Boşanan kadınlar için 'Yeni Başlangıçlar Fonu' kurulacak. Nafaka gerginliğini de bitireceğiz.
Doğum izni kanununu ilk altı ayda değiştireceğim. Kadın lehine pozitif ayrımcılık yapacağız. Özel sektörde doğum iznine ayrılmış ama bir süre gelmemiş kadının tekrar işe dönmesine imkan sağlayacak.
Kadın sağlığı programı sayesinde kadınların sağlık, bakım ve hijyen konusundaki en büyük güvencesi devlet olacak. Ergenlik çağına giren kız çocuklarının sağlık harcamaları ücretsiz olacak. Rahim kanserini önleyen HPV aşısı da dahil olmak üzere bu konudaki tüm önleyici sağlık harcamaları da devlet tarafından ücretsiz olarak karşılanacak.
'Çakma ekonomist'
Şahsım yine oturmuş üniversite öğrencilerini toplamış onlara 'Yap-İşlet-Devret'i anlatıyor.

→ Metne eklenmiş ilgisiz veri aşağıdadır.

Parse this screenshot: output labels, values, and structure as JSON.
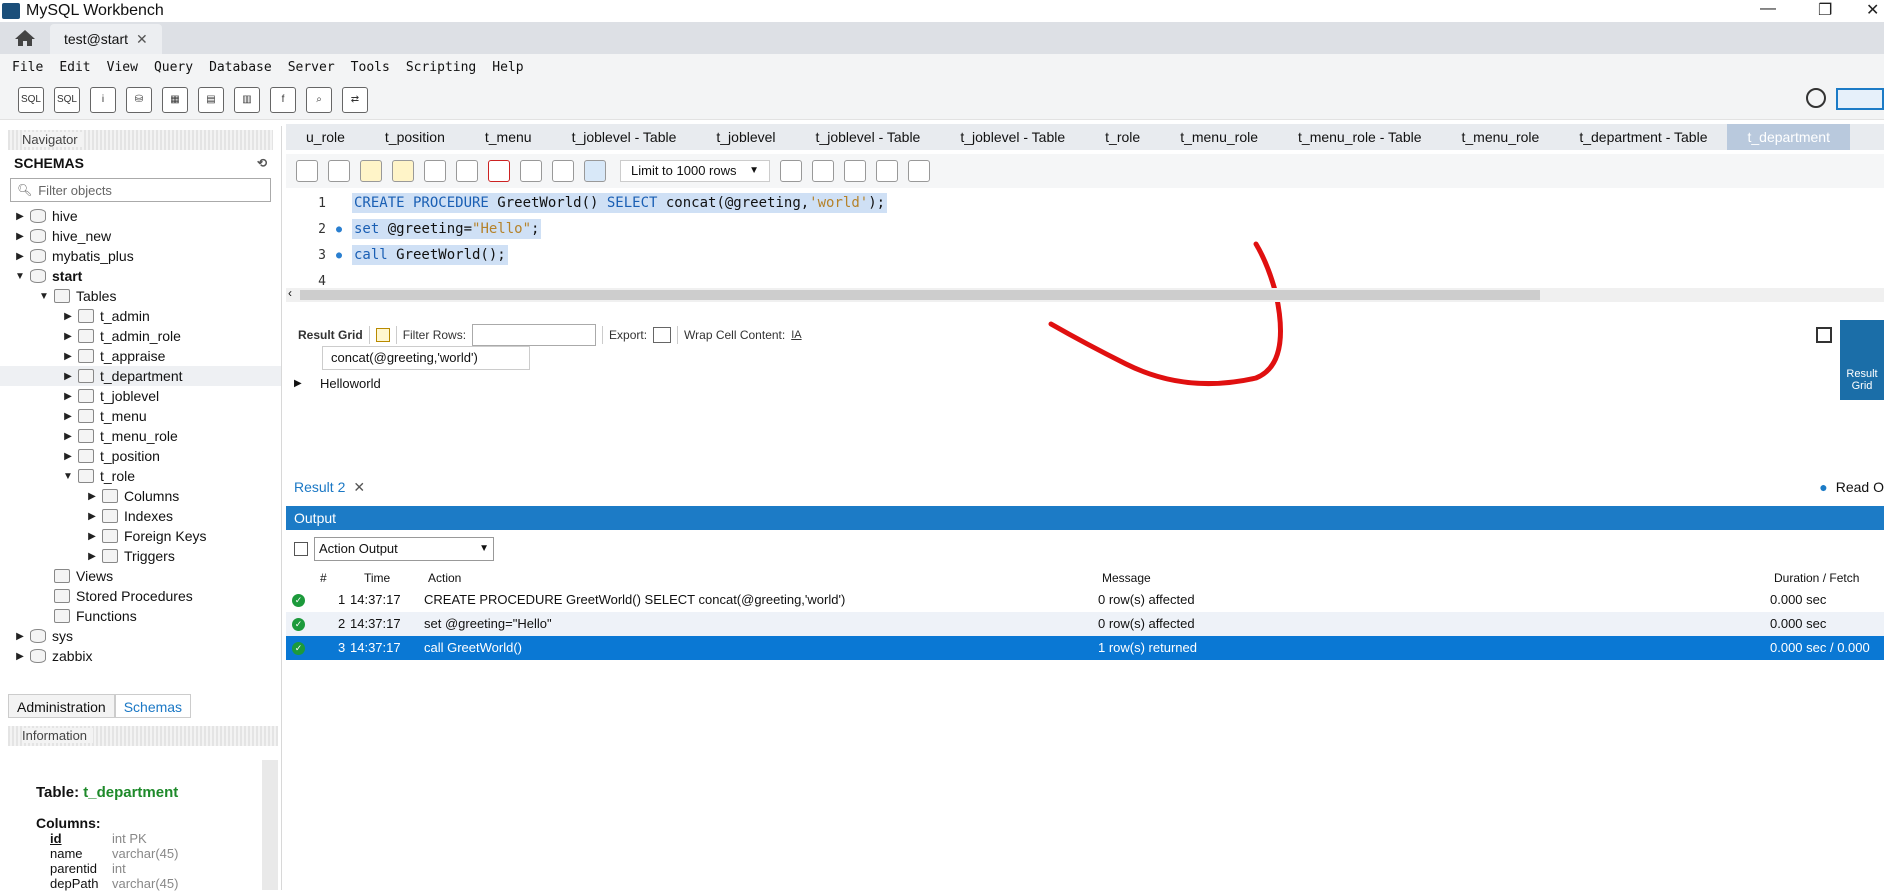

Diyor ki, 'Ben ekonomistim, siz ne kadar kaynak oluşturursanız devletin kasasından bir kuruş çıkmaz. Yaptığımız bu ama Bay Kemal'in kafası bu işlere basmaz' diyor. Vallahi benim kafam kul hakkı yemeğe, adaletsizliğe basmaz. Vatandaşın ödediği verginin hesabını vermek benim için onurdur.
Sen ekonomistin ekonominin geldiği hale bak. Böyle ekonomiste 'Çakma ekonomist' denir. Ekonominin E'sini bile bilmiyor. İlkokul mezunu bakkal bunlardan daha iyi devlet yönetir..
Yap-İşlet-Devlet dolayısıyla devletin cebinden bir kuruş çıkmıyormuş. Madem bir kuruş çıkmıyor sevgili Şahsım bu bütçedeki milyarlar ne? İmza attığın bütçeyi bilmiyorsun bu daha vahim. Ben bütün kadınların ve gençlerin huzurunda Erdoğan'a bir çağrı yapmak istiyorum. Madem bir kuruş ödemiyoruz, madem sen ekonomistsin A Haber var senin yayın organın zaten çık karşıma oturalım sadece Şehir Hastanelerini soracağım. Cesaret edemeyebilir valla soruları önceden vereceğim, cevapları promptera yaz istersen. Bütün sorulara samimi, düzgün, net cevaplar isteyeceğim ama karşıma çıkmaz. Yiğidin karşısına çıkacak adamın namuslu ve temiz olması lazım.